Inhibition of Immunosuppressive Tumors by Polymer-Assisted Inductions of Immunogenic Cell Death and Multivalent PD-L1 Crosslinking

Adv Funct Mater. 2020 Mar 17;30(12):1908961. doi: 10.1002/adfm.201908961. Epub 2020 Feb 3.

Abstract

Checkpoint blockade immunotherapies harness the host's own immune system to fight cancer, but only work against tumors infiltrated by swarms of pre-existing T cells. Unfortunately, most cancers to date are immune-deserted. Here, we report a polymer-assisted combination of immunogenic chemotherapy and PD-L1 degradation for efficacious treatment in originally non-immunogenic cancer. "Priming" tumors with backbone-degradable polymer-epirubicin conjugates elicits immunogenic cell death and fosters tumor-specific CD8+ T cell response.

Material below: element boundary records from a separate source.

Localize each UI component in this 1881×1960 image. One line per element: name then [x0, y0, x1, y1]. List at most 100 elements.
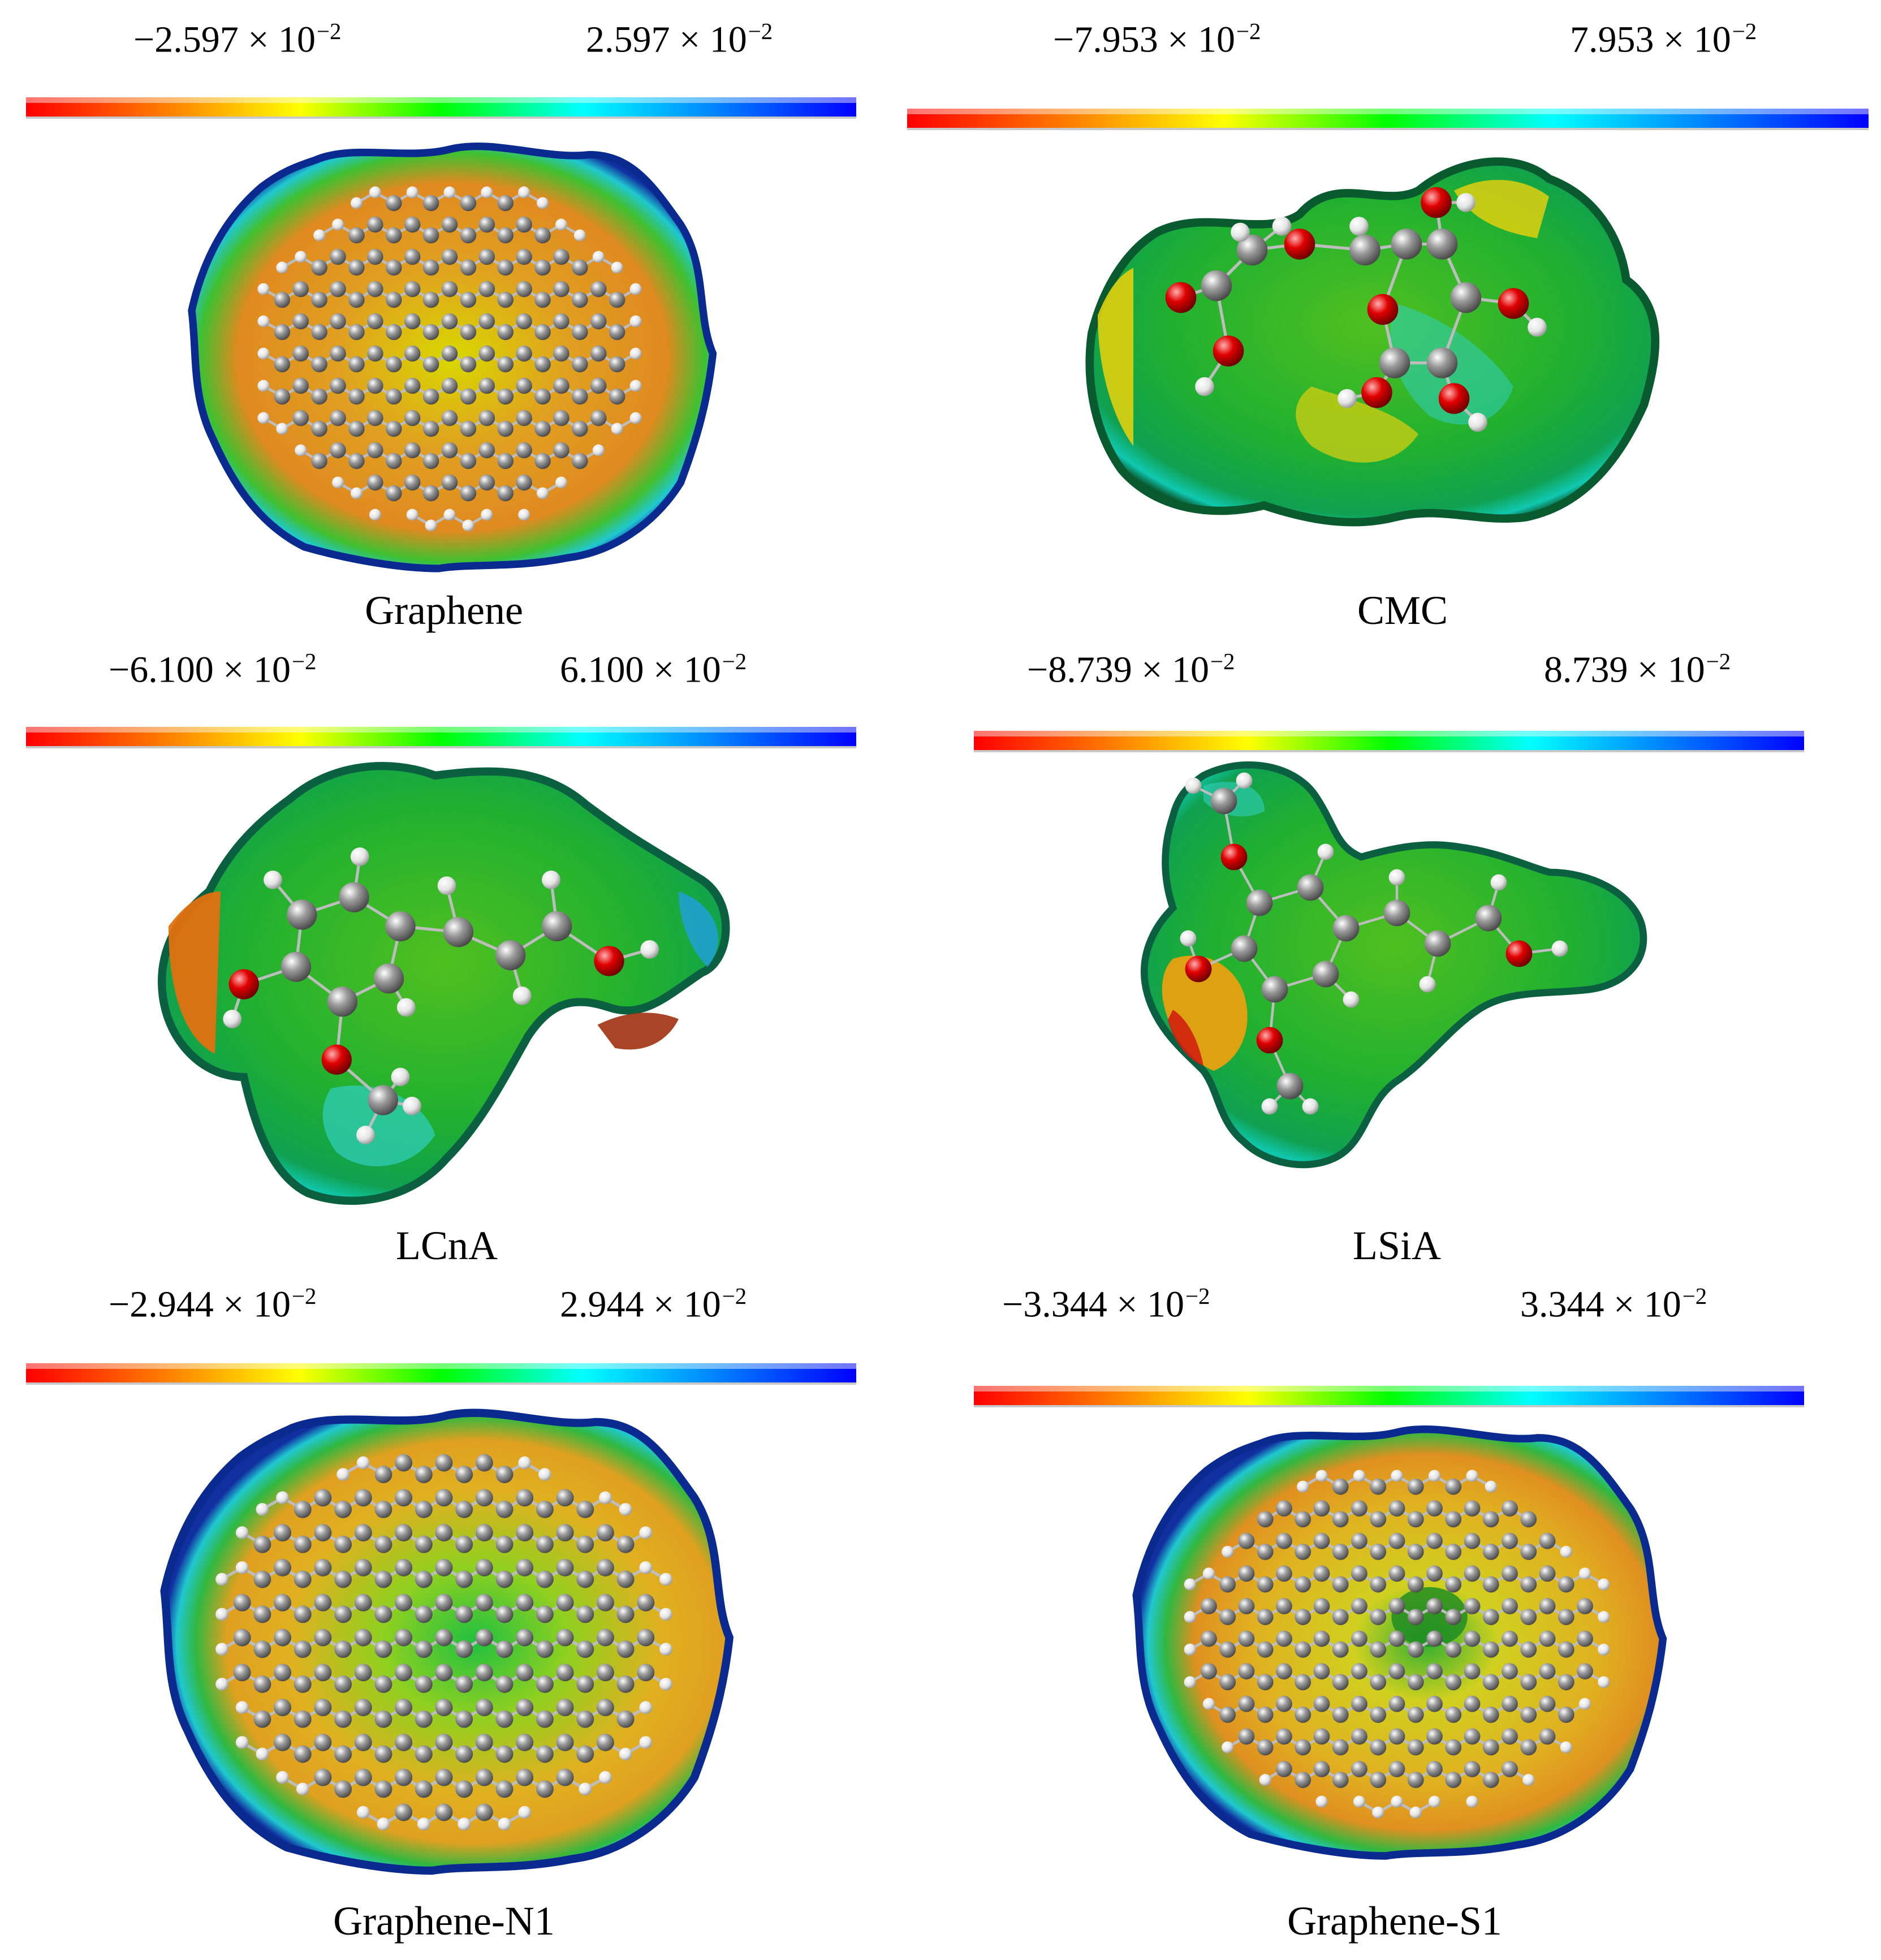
hydrogen-atom [640, 940, 659, 959]
carbon-atom [495, 1710, 514, 1728]
carbon-atom [553, 442, 570, 459]
carbon-atom [495, 1745, 514, 1763]
carbon-atom [330, 313, 346, 330]
hydrogen-atom [1202, 1567, 1215, 1580]
carbon-atom [1558, 1674, 1574, 1691]
carbon-atom [1351, 1565, 1367, 1582]
carbon-atom [460, 485, 477, 502]
carbon-atom [475, 1664, 493, 1682]
carbon-atom [339, 882, 369, 912]
carbon-atom [435, 1768, 453, 1786]
hydrogen-atom [235, 1736, 249, 1749]
carbon-atom [1464, 1565, 1481, 1582]
hydrogen-atom [1528, 317, 1547, 337]
esp-surface-graphene-n1 [160, 1408, 734, 1875]
molecule-name: CMC [1357, 588, 1448, 633]
carbon-atom [334, 1640, 352, 1659]
carbon-atom [1407, 1674, 1424, 1691]
carbon-atom [497, 485, 514, 502]
carbon-atom [415, 1570, 433, 1588]
exp-base: 10 [253, 649, 291, 691]
carbon-atom [1332, 1739, 1349, 1756]
carbon-atom [1450, 282, 1482, 313]
carbon-atom [348, 453, 365, 469]
carbon-atom [475, 1803, 493, 1821]
carbon-atom [1426, 1500, 1443, 1517]
carbon-atom [576, 1710, 594, 1728]
carbon-atom [1297, 874, 1324, 901]
carbon-atom [1370, 1641, 1387, 1658]
carbon-atom [422, 227, 439, 244]
hydrogen-atom [1184, 1611, 1196, 1623]
carbon-atom [1332, 1772, 1349, 1788]
carbon-atom [553, 410, 570, 427]
carbon-atom [1370, 1576, 1387, 1593]
carbon-atom [1295, 1576, 1311, 1593]
carbon-atom [1370, 1674, 1387, 1691]
carbon-atom [516, 313, 532, 330]
carbon-atom [1313, 1728, 1330, 1745]
hydrogen-atom [629, 347, 642, 360]
carbon-atom [497, 420, 514, 437]
carbon-atom [495, 1675, 514, 1693]
carbon-atom [435, 1489, 453, 1507]
carbon-atom [534, 227, 551, 244]
molecule-ball-stick [1165, 187, 1547, 432]
carbon-atom [536, 1535, 554, 1553]
range-max-label: 6.100 × 10−2 [560, 649, 747, 691]
carbon-atom [1257, 1674, 1274, 1691]
carbon-atom [1464, 1598, 1481, 1614]
carbon-atom [294, 1675, 312, 1693]
carbon-atom [435, 1454, 453, 1472]
hydrogen-atom [659, 1643, 672, 1656]
carbon-atom [1426, 1532, 1443, 1549]
hydrogen-atom [235, 1701, 249, 1714]
hydrogen-atom [1195, 377, 1214, 397]
exp-base: 10 [683, 1283, 721, 1325]
hydrogen-atom [369, 509, 381, 521]
carbon-atom [534, 324, 551, 341]
carbon-atom [1520, 1544, 1537, 1560]
carbon-atom [516, 281, 532, 298]
carbon-atom [348, 291, 365, 308]
carbon-atom [386, 324, 402, 341]
carbon-atom [534, 259, 551, 276]
carbon-atom [1388, 1532, 1405, 1549]
hydrogen-atom [512, 987, 532, 1005]
range-min-label: −6.100 × 10−2 [109, 649, 317, 691]
carbon-atom [637, 1593, 655, 1612]
range-max-value: 6.100 [560, 649, 644, 691]
carbon-atom [1426, 1598, 1443, 1614]
carbon-atom [1482, 1511, 1499, 1528]
carbon-atom [1577, 1663, 1593, 1679]
exponent: −2 [1236, 19, 1261, 44]
carbon-atom [1539, 1728, 1556, 1745]
carbon-atom [1276, 1565, 1292, 1582]
range-max-label: 8.739 × 10−2 [1544, 650, 1731, 689]
carbon-atom [287, 899, 317, 930]
carbon-atom [1219, 1674, 1236, 1691]
oxygen-atom [1421, 187, 1452, 218]
carbon-atom [311, 324, 327, 341]
hydrogen-atom [264, 871, 282, 889]
carbon-atom [374, 1466, 392, 1484]
carbon-atom [1219, 1576, 1236, 1593]
carbon-atom [395, 1524, 413, 1542]
carbon-atom [314, 1629, 332, 1647]
carbon-atom [1445, 1544, 1462, 1560]
hydrogen-atom [1302, 1098, 1319, 1115]
carbon-atom [1407, 1772, 1424, 1788]
carbon-atom [460, 324, 477, 341]
carbon-atom [373, 963, 404, 994]
oxygen-atom [1185, 955, 1212, 983]
carbon-atom [1502, 1565, 1518, 1582]
exp-base: 10 [1171, 649, 1209, 691]
carbon-atom [1276, 1630, 1292, 1647]
carbon-atom [596, 1664, 614, 1682]
carbon-atom [1502, 1728, 1518, 1745]
carbon-atom [495, 1570, 514, 1588]
carbon-atom [1351, 1761, 1367, 1777]
carbon-atom [497, 195, 514, 212]
carbon-atom [385, 911, 416, 942]
molecule-name: Graphene [365, 588, 523, 633]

Sequential treatment with a multivalent polymer-peptide antagonist to PD-L1 overcomes adaptive PD-L1 enrichment following chemotherapy, biases the recycling of PD-L1 to lysosome degradation via surface receptor crosslinking, and produces prolonged elimination of PD-L1 rather than the transient blocking afforded by standard anti-PD-L1 antibodies. Together, these findings established the polymer-facilitated tumor targeting of immunogenic drugs and surface crosslinking of PD-L1 as a potential new therapeutic strategy to propagate a long-term antitumor immunity, which might broaden the application of immunotherapy to immunosuppressive cancers.

Keywords: HPMA polymer; PD-L1 crosslinking; checkpoint blockade immunotherapy; immunogenic cell death; immunosuppressive tumor.